Friday, January 29, 2010

89. Common feat. Kanye West & the Last Poets – The Corner (2005)

One of hip-hop's starting points were the black street poets, who emerged in the late sixties. Basically they were an offshoot of the merger that the beatniks formed between jazz and poetry, but their music relied heavily on the beat, and sometimes their only accompaniment was tom-toms. The singing was also completely rhythmic, kind of a precursor for rap, but with less flow and more pulsation, emphasizing every syllable. The content of their songs was highly political, and expressed the tumultuous spirit of the time. Contrary to what is claimed by some, hip-hop itself did not emerge out of this style, but from street dance parties, and drew more from reggae and funk. But hip-hop DJs did sometimes play the records of these street poets, and the rappers listened and internalized. When rap turned political at the end of the eighties, it became apparent how much they owe these pioneers.

Common is one of the rappers who came out of this political wave, and he's also very aware of black history, and believes that one of the roles of hip-hop is to educate the youth about it. Here he joins the Last Poets, the greatest street-poet band, to pay respect for the past. Together, they eulogize one of the most important places in the formation of black culture: the corner. The street corners of the ghettos were the places that gave host to the preachers, the street poets, the doo-wop singers, the break-dancers, the rappers and many other elements in this culture, which so affected the lives of all of us.

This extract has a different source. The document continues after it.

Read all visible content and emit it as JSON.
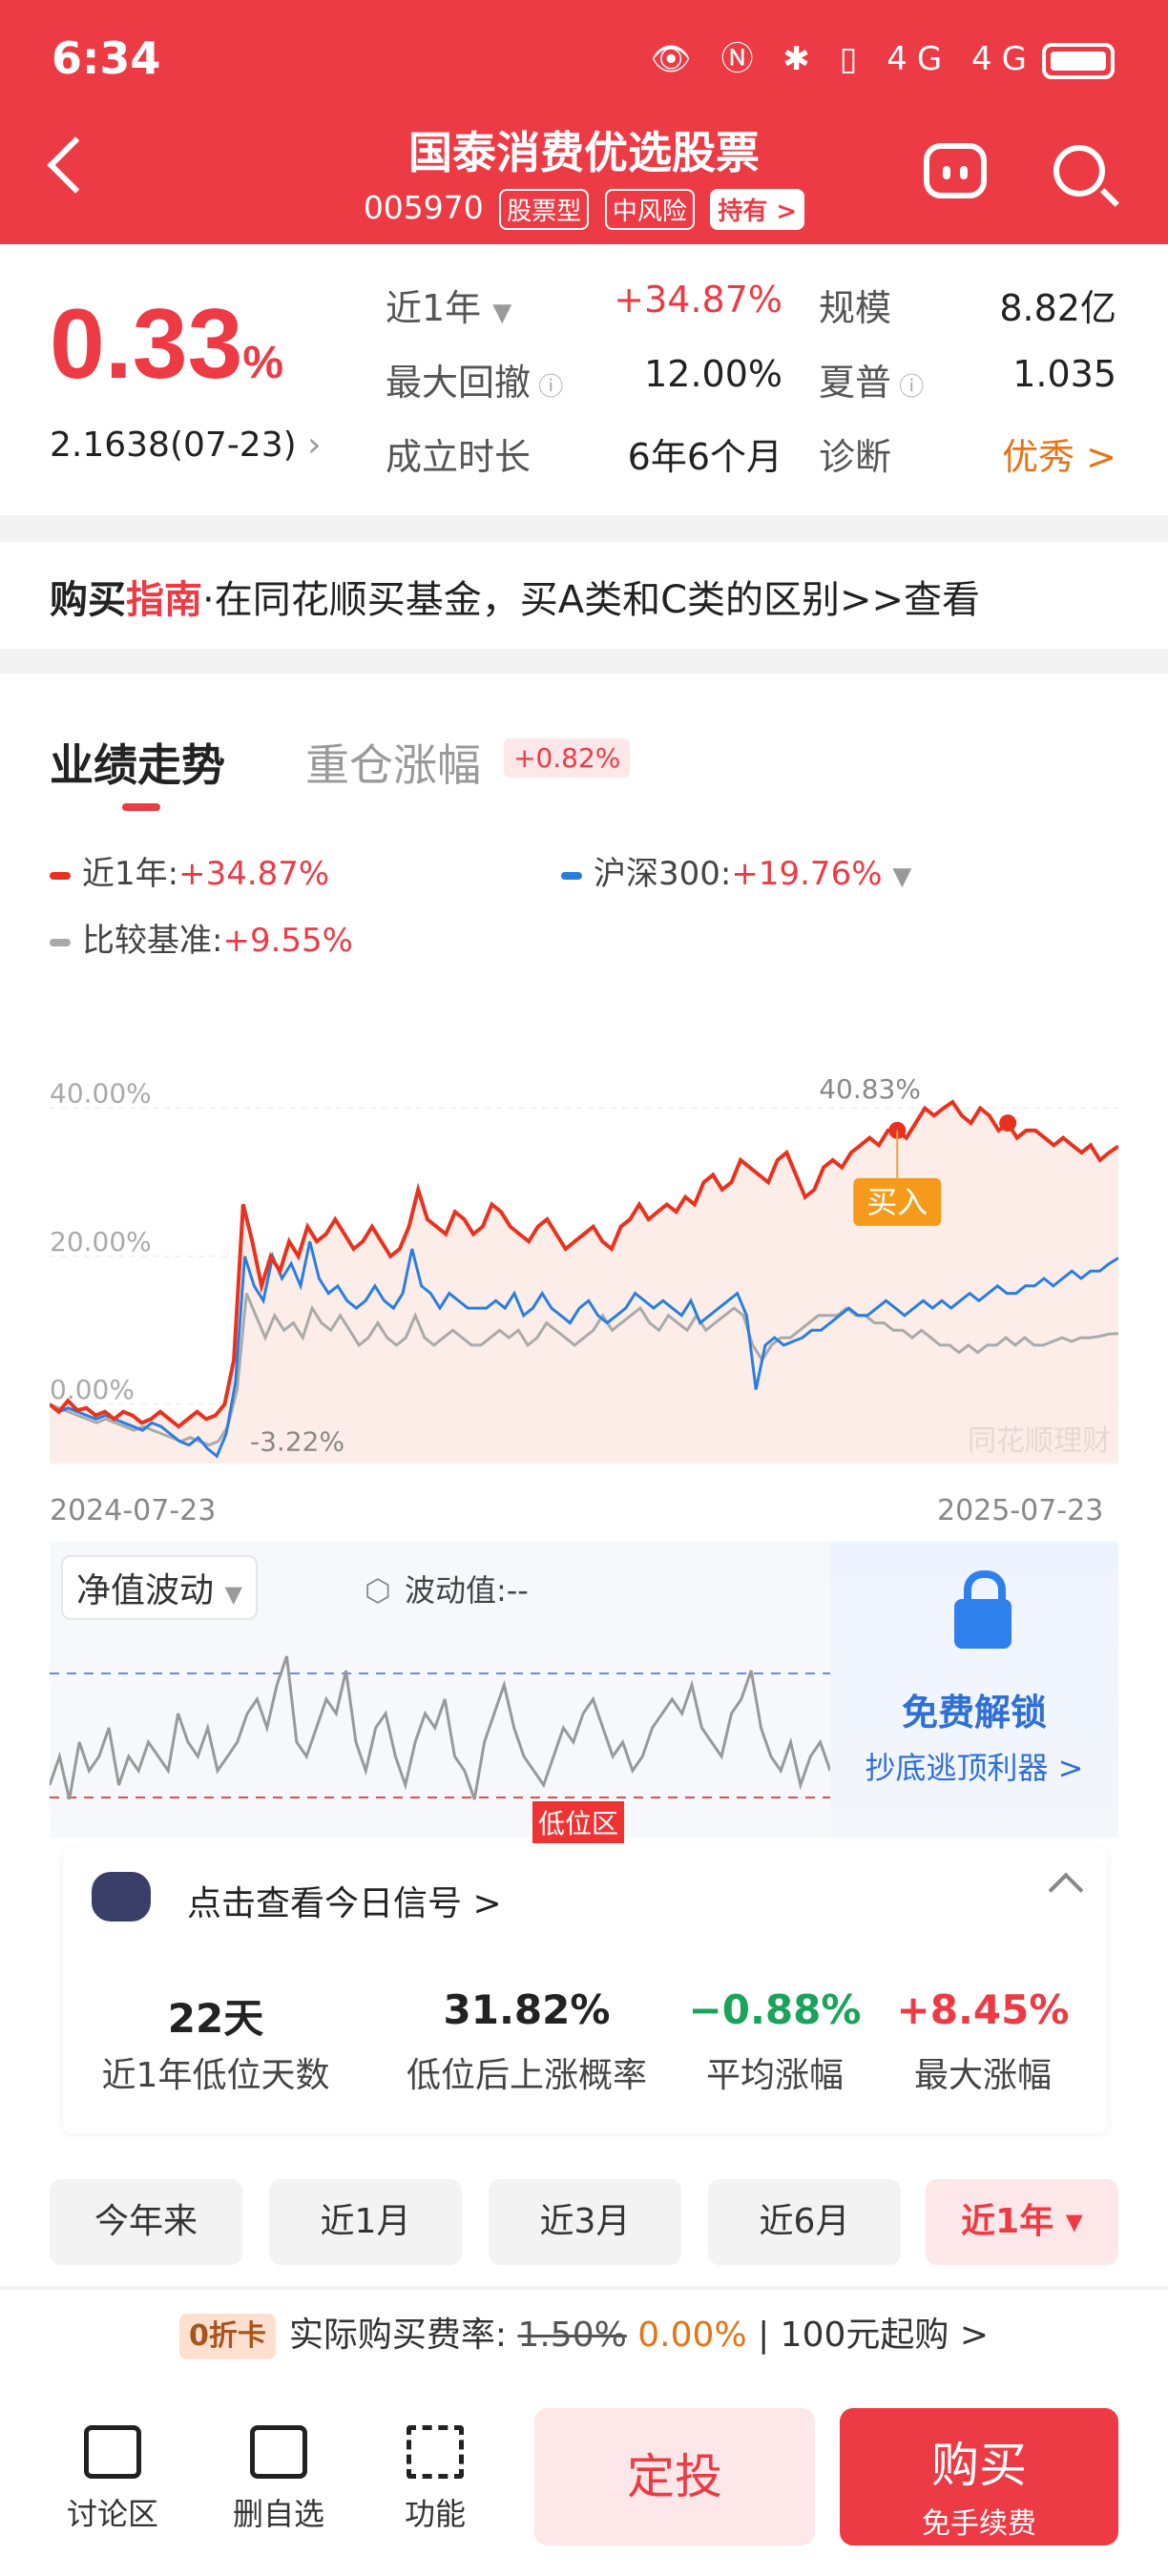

Common's rap moves on several levels, the main one being just a description of the flow of sights and sounds that pass through the corner on any given day, but on other levels there are descriptions that paint the street-corner as a place where ideas meet, converge and go in other directions, and also descriptions that turn the corner into a modern version of the blues singers' fabled crossroads: a place where you must determine the direction your life will take from here on, your fate always riding on your choice. The Last Poets, on their part, focus more on the political significance of these meetings and choices, and remind us how they shaped and advanced black culture in the past. Thus, the record itself becomes a corner, a meeting between two generations of black music, and Kanye West mixes it all together to make sure it works, and even sounds like great pop.